When you write int fun2(int fun()), the parameter int fun() converts into int (*fun)(), it becomes exactly equivalent to this:
int fun2(int (*fun)());
A more famiiar conversion happens in case of array when you declare it as function parameter. For example, if you've this:
int f(int a[100]);
Even here the parameter type converts into int*, and it becomes this:
int f(int *a);
The reason why function type and array type converts into function pointer type, and pointer type, respectively, is because the Standard doesn't allow function and array to be passed to a function, neither can you return function and array from a function.

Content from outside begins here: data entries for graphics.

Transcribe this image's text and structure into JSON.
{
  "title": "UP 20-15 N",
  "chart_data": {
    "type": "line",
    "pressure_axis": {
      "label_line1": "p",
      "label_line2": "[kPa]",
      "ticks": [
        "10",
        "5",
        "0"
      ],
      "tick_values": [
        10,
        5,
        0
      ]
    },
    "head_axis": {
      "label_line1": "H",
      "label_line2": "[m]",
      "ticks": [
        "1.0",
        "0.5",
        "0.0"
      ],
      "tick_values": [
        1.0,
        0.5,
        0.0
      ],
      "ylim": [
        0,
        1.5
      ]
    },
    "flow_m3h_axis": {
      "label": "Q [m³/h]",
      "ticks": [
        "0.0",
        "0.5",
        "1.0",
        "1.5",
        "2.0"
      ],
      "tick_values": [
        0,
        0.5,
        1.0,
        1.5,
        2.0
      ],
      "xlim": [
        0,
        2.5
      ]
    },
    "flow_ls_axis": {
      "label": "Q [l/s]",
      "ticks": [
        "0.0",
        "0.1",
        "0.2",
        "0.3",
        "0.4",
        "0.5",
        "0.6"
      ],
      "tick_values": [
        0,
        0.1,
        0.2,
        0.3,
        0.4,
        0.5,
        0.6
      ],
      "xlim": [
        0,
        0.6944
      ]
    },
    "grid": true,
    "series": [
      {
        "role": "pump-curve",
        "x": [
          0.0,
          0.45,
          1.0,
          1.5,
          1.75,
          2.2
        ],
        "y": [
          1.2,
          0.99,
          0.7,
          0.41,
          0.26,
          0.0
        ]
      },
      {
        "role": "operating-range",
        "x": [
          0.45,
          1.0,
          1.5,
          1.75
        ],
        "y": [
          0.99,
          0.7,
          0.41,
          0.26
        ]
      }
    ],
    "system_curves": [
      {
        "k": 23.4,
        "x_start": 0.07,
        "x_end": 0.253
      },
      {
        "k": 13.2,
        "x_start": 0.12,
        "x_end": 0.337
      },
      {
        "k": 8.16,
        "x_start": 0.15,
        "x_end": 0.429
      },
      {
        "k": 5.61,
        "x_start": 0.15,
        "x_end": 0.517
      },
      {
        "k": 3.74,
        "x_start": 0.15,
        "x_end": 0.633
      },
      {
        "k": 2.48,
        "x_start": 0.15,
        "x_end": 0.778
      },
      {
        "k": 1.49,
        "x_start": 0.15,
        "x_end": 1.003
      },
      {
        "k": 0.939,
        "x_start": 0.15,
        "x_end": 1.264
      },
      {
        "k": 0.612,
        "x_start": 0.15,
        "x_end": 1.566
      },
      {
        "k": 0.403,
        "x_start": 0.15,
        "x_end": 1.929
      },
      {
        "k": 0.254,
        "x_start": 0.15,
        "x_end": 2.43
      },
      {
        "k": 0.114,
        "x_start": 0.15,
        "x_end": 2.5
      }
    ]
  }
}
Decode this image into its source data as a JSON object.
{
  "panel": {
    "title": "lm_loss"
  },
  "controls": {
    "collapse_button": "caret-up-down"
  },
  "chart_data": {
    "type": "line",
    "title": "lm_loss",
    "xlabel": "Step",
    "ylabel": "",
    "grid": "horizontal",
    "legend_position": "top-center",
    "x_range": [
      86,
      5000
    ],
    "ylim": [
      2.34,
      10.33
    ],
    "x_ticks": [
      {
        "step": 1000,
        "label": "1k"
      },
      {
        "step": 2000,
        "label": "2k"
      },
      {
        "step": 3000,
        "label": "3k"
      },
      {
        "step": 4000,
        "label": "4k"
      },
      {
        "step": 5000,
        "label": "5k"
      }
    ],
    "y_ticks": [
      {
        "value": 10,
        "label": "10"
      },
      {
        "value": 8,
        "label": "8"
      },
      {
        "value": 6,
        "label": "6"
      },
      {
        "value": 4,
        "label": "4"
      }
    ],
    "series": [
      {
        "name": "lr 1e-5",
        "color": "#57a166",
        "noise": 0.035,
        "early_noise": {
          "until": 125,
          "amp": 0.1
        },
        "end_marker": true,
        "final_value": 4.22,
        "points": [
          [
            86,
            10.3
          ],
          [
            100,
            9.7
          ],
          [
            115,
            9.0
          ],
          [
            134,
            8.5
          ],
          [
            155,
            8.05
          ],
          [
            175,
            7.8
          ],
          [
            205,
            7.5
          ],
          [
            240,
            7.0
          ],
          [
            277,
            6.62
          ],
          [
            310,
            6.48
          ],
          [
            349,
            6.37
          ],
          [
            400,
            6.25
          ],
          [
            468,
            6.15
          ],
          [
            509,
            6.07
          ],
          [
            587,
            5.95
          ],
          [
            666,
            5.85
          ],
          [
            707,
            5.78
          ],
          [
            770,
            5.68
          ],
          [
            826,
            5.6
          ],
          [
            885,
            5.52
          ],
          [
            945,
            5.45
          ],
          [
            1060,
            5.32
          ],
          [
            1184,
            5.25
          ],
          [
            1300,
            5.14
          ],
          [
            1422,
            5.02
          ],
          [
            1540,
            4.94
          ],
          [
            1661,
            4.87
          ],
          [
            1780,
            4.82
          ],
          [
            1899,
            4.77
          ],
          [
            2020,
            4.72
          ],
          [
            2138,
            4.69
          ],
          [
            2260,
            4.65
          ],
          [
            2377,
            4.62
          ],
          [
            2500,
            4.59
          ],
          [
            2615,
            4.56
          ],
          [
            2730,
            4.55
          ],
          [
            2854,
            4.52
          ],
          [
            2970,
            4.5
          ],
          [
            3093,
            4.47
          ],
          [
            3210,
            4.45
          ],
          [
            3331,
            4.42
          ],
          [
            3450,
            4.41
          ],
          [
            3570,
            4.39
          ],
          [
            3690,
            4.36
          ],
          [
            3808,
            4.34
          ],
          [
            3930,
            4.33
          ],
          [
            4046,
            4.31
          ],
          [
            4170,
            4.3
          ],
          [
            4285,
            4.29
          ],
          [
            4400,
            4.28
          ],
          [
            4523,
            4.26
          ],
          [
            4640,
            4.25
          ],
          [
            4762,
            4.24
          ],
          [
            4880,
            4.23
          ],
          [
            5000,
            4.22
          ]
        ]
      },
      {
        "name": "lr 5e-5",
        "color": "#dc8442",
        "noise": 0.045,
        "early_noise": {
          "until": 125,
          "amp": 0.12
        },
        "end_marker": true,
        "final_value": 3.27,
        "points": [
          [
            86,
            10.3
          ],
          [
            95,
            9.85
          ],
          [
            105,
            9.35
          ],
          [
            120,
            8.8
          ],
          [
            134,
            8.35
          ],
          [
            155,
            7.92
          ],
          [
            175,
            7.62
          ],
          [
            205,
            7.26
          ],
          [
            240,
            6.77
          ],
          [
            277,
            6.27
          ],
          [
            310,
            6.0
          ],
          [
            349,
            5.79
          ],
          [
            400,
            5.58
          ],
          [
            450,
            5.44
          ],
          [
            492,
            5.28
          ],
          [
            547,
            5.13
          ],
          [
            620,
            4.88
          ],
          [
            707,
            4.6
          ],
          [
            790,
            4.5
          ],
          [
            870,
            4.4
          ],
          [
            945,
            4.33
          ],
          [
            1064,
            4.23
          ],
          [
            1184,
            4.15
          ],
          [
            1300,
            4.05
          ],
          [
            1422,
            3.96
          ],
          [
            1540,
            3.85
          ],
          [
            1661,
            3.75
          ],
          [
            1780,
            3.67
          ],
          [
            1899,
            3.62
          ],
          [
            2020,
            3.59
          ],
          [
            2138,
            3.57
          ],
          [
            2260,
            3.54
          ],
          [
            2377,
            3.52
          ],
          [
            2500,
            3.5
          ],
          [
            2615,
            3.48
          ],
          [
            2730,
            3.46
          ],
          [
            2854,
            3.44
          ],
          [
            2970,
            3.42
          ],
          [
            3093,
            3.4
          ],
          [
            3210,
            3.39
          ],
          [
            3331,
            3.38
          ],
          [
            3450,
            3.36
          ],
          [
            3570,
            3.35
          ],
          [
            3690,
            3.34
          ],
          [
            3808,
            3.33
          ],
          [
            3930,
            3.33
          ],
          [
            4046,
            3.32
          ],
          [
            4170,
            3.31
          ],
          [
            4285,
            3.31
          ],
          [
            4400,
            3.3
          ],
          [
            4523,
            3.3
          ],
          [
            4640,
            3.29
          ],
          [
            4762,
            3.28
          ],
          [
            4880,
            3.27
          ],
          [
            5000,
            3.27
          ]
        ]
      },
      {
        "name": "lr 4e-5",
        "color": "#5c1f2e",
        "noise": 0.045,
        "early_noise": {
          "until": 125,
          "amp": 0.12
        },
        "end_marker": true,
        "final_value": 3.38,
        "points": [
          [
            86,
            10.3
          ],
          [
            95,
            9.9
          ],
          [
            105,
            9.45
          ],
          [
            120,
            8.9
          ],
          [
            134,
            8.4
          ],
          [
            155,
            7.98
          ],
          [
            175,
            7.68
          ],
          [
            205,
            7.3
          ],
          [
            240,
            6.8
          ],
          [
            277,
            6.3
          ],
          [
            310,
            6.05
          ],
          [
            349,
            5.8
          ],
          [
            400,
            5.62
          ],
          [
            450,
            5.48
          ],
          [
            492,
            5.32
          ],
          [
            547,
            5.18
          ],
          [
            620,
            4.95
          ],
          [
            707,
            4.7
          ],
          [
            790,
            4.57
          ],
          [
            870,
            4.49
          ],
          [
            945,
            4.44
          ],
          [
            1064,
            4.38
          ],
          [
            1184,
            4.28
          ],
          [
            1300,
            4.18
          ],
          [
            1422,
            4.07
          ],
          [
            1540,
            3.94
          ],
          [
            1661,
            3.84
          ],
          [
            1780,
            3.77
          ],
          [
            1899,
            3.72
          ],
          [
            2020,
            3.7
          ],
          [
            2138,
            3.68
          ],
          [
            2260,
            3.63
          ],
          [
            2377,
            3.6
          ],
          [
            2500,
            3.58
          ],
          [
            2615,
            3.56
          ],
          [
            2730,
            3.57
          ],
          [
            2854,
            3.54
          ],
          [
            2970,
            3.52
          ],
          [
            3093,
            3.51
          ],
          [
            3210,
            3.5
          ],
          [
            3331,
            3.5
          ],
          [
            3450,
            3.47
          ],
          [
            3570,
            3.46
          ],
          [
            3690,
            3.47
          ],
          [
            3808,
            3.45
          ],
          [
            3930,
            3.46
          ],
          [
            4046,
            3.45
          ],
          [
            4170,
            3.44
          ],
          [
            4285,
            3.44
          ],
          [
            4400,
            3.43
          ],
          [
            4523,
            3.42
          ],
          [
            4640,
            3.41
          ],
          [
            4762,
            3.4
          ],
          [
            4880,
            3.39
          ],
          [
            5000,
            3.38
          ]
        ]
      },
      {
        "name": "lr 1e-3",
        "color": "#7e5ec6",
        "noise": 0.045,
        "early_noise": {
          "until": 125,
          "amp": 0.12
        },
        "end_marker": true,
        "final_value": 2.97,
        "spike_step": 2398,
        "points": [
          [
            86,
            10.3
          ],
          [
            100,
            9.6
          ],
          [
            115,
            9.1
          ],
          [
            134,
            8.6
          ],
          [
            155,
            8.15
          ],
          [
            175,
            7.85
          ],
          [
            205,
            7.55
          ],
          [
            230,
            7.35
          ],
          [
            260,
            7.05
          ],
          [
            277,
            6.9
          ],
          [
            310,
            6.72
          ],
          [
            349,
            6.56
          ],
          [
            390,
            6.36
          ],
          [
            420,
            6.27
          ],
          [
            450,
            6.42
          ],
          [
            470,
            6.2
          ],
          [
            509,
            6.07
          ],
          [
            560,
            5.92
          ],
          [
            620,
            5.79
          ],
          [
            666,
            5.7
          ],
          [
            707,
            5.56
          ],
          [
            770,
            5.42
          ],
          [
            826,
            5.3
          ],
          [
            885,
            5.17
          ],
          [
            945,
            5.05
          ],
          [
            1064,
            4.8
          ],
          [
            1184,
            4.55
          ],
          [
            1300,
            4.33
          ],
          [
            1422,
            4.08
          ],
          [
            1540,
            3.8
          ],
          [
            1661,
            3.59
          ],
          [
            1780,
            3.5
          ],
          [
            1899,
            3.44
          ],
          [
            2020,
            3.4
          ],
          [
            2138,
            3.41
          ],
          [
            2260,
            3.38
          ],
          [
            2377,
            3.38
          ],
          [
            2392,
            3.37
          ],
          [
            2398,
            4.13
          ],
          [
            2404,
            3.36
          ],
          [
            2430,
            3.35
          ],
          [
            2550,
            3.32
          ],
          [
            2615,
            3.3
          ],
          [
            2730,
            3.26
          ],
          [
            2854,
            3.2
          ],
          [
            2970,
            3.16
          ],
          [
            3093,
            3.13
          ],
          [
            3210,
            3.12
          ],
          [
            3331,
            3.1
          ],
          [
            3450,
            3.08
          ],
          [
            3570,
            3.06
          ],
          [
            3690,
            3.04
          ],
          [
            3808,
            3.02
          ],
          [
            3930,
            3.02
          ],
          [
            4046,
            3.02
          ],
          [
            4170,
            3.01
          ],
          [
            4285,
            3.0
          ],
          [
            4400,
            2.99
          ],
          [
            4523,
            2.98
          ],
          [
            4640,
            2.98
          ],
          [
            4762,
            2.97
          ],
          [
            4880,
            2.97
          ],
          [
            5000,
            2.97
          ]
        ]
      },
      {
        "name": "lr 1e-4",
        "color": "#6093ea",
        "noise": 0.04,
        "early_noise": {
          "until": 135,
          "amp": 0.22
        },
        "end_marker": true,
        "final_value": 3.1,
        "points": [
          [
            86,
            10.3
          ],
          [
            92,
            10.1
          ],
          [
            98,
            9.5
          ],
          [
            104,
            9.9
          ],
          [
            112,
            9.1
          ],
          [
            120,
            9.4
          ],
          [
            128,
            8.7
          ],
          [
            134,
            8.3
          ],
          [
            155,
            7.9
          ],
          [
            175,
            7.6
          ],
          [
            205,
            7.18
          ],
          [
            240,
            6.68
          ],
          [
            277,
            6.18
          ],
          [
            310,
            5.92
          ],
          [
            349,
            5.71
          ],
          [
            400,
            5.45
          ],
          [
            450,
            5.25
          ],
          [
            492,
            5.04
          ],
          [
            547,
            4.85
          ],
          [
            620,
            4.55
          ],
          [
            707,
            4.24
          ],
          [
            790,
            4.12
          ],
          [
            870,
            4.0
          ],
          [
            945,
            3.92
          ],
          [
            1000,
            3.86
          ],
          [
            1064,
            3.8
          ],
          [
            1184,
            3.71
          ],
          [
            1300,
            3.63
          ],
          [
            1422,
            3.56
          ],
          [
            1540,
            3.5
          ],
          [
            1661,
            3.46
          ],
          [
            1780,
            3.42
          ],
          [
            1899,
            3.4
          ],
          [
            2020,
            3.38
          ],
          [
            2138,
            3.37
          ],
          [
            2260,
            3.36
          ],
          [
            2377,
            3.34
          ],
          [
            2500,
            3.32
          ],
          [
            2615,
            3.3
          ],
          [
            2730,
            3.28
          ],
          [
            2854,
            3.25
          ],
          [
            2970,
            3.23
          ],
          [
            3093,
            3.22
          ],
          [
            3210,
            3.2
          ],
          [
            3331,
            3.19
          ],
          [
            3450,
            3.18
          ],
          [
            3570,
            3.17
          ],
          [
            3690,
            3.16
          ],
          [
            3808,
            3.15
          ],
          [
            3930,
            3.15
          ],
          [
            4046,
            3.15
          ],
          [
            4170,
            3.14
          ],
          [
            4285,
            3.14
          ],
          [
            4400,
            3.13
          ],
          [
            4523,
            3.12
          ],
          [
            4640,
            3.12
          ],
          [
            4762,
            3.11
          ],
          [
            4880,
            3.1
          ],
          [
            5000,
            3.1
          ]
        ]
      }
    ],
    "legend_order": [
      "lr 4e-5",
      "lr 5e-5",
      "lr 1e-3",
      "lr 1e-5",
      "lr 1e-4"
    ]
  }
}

In both cases, they decay into their pointer version.
The C++03 Standard says in §13.1/3 (and it is same in C++11 also),
Parameter declarations that differ only in that one is a function type and the other is a pointer to the same function type are equivalent. That is, the function type is adjusted to become a pointer to function type (8.3.5).
And a more interesting discussion is here:
- Reference to Function syntax - with and without &
int fun2(int (*fun)()) and int fun2(int fun()) are exactly the same. When you declare a function argument from a function type, the compiler uses it as if it were a pointer to the same function type.
These two function definitions are equivalent in C:
int fun2(int fun()) { ... }
and
int fun2(int (*fun)()) { ... }
In the first function the parameter is adjusted to a function pointer. See C Standard paragraph:
(C99, 6.7.5.3p8) "A declaration of a parameter as ‘‘function returning type’’ shall be adjusted to ‘‘pointer to function returning type’’, as in 6.3.2.1."